Forest plots showing Adjusted Odds Ratios (AOR) for risk factors related to being positive by usPCR or by serology across the whole study sample (n = 13,716 for PCR and 11,653 for serology).

A] Prevalence of P. falciparum, B] PCR prevalence of P. vivax, C] Seroprevalence of P. falciparum, D] Seroprevalence of P. vivax. Factors shown are those that remained significant in multivariate logistic regression analyses (plus sex and age group).

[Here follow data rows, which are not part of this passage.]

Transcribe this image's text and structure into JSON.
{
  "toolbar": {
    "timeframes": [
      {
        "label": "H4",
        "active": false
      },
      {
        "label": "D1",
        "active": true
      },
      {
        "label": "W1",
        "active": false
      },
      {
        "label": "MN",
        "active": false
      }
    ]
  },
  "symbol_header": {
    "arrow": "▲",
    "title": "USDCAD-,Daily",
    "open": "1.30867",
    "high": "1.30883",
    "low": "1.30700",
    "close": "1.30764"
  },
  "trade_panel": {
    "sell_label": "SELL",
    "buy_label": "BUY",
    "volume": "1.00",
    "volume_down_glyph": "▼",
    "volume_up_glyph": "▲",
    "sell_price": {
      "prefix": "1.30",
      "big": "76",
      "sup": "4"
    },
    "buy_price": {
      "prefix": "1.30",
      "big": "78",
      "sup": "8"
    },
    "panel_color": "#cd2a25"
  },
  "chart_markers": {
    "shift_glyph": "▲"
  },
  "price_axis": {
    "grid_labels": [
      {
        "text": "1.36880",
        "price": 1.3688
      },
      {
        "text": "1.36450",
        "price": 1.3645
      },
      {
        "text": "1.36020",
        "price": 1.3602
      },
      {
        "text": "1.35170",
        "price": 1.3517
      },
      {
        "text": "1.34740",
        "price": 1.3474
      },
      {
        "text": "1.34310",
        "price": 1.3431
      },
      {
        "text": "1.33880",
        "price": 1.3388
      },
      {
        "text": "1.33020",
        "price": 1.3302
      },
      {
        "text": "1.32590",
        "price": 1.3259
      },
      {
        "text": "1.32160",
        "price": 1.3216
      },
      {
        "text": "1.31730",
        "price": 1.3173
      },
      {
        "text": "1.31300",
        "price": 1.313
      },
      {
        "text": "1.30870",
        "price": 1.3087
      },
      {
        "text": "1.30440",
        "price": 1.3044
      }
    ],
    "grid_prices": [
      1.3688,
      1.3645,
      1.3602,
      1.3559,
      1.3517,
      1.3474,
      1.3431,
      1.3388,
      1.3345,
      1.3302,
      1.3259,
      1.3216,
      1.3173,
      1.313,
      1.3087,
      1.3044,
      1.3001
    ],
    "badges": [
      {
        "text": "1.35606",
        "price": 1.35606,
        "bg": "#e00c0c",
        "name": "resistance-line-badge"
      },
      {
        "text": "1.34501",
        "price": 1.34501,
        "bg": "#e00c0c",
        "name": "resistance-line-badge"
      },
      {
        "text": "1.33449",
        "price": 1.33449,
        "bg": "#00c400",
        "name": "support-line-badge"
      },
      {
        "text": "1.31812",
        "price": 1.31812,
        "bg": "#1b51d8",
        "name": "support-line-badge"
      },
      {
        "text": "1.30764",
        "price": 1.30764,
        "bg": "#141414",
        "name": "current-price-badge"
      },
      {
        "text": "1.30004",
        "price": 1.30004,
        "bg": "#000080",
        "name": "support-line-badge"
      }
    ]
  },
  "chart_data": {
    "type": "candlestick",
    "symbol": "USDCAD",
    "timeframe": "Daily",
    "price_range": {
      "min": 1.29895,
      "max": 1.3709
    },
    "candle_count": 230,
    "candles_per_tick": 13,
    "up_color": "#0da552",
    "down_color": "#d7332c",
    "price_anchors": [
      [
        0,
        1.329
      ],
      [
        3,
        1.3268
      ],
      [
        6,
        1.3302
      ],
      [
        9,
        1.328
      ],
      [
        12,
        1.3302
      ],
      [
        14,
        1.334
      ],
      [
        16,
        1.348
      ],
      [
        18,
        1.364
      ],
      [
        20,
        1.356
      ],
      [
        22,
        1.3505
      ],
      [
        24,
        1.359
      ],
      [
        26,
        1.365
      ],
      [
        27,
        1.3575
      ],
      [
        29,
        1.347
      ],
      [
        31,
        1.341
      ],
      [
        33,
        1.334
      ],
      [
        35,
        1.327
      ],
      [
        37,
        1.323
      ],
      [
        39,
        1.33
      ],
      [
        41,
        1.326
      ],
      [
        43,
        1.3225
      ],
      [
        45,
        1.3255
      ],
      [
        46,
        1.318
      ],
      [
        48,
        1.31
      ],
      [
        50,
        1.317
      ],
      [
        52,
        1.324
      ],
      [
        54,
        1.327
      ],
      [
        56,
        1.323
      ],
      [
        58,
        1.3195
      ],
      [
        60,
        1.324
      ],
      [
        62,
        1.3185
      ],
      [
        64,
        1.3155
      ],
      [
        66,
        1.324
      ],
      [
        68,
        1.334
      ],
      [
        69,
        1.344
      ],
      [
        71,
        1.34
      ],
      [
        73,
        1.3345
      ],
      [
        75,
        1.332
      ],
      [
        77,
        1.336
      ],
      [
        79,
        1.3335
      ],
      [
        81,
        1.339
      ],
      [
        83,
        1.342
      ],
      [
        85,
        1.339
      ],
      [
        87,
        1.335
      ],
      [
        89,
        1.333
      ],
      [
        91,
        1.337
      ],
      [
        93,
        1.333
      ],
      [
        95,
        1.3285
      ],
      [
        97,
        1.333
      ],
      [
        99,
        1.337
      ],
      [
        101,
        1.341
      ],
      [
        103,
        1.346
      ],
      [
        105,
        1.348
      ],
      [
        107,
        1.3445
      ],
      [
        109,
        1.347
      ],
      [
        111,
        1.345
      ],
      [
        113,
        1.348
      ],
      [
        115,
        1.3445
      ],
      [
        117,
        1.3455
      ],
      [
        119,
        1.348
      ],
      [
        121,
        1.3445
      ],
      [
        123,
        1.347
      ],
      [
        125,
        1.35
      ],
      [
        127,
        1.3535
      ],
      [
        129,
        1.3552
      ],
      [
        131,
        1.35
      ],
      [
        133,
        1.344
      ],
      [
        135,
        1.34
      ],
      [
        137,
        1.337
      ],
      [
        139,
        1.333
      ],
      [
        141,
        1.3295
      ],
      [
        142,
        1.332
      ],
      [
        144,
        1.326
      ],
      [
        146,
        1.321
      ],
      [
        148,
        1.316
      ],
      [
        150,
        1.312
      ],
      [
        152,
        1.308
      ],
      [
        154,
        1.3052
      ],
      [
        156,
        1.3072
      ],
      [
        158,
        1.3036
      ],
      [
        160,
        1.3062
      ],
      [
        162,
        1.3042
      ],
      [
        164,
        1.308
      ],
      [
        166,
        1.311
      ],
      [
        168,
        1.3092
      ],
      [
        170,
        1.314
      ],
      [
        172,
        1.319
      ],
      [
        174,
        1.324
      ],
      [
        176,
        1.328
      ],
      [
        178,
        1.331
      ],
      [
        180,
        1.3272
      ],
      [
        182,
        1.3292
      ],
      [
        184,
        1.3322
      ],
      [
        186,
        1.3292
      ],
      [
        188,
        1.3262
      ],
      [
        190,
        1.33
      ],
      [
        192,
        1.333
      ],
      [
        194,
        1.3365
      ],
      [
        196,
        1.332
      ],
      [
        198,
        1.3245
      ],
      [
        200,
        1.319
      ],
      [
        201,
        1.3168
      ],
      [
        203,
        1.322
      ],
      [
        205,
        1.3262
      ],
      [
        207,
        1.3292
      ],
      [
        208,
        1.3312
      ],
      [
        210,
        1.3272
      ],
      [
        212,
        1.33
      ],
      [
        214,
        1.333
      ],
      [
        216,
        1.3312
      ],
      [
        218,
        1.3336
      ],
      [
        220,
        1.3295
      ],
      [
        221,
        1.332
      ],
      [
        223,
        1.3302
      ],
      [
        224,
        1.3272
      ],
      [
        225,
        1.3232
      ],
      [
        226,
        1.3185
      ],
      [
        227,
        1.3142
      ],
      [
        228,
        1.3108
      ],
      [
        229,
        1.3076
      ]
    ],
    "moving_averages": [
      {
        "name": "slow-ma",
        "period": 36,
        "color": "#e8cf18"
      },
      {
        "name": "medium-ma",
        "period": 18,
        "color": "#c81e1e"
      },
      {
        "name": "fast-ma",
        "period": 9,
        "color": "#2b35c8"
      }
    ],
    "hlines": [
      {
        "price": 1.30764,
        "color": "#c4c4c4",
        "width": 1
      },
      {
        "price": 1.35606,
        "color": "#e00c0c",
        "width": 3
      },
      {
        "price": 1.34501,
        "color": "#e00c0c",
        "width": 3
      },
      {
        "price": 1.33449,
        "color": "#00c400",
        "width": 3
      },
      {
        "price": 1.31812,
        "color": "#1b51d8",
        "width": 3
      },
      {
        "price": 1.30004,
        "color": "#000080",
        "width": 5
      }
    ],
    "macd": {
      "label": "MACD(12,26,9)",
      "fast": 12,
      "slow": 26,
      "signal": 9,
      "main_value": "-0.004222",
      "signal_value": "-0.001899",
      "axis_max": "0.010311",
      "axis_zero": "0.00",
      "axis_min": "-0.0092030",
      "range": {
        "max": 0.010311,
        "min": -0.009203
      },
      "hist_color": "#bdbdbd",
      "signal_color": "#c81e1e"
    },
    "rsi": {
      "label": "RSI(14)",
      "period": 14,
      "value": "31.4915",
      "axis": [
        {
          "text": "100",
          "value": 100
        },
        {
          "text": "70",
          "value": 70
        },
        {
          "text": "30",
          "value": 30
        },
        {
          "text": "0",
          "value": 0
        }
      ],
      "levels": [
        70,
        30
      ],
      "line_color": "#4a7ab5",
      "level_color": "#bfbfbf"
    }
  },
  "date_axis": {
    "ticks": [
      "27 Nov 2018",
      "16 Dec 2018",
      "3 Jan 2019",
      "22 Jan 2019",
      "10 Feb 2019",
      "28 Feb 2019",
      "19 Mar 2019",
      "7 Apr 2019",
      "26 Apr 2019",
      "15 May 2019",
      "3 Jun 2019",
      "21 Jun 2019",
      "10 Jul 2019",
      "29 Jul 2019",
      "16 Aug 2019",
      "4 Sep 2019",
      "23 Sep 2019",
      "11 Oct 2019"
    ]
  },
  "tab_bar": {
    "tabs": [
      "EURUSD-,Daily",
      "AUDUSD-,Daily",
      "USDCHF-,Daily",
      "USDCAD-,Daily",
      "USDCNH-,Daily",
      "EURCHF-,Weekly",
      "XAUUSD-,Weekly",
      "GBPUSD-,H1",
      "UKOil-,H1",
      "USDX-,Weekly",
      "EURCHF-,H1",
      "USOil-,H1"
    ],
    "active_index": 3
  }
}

As expected, seropositivity increased with age, and whilst there were still seropositive children aged less than 5 years for both P. falciparum (prevalence in under-fives ranging from 1.2 to 3.1% across the 4 domains) and P. vivax (ranging from 2.2 to 3.7% across domains) the majority of these had antibody levels close to the seropositivity threshold. Seroprevalence of P. falciparum was also associated with wealth quintile, staying in the forest and ownership of nets, as well as domain, and being PCR positive (Fig 5). P. vivax seroprevalence was also associated with age and domain, as well as being PCR positive, having current fever, ownership of nets and knowledge of nets (Fig 5).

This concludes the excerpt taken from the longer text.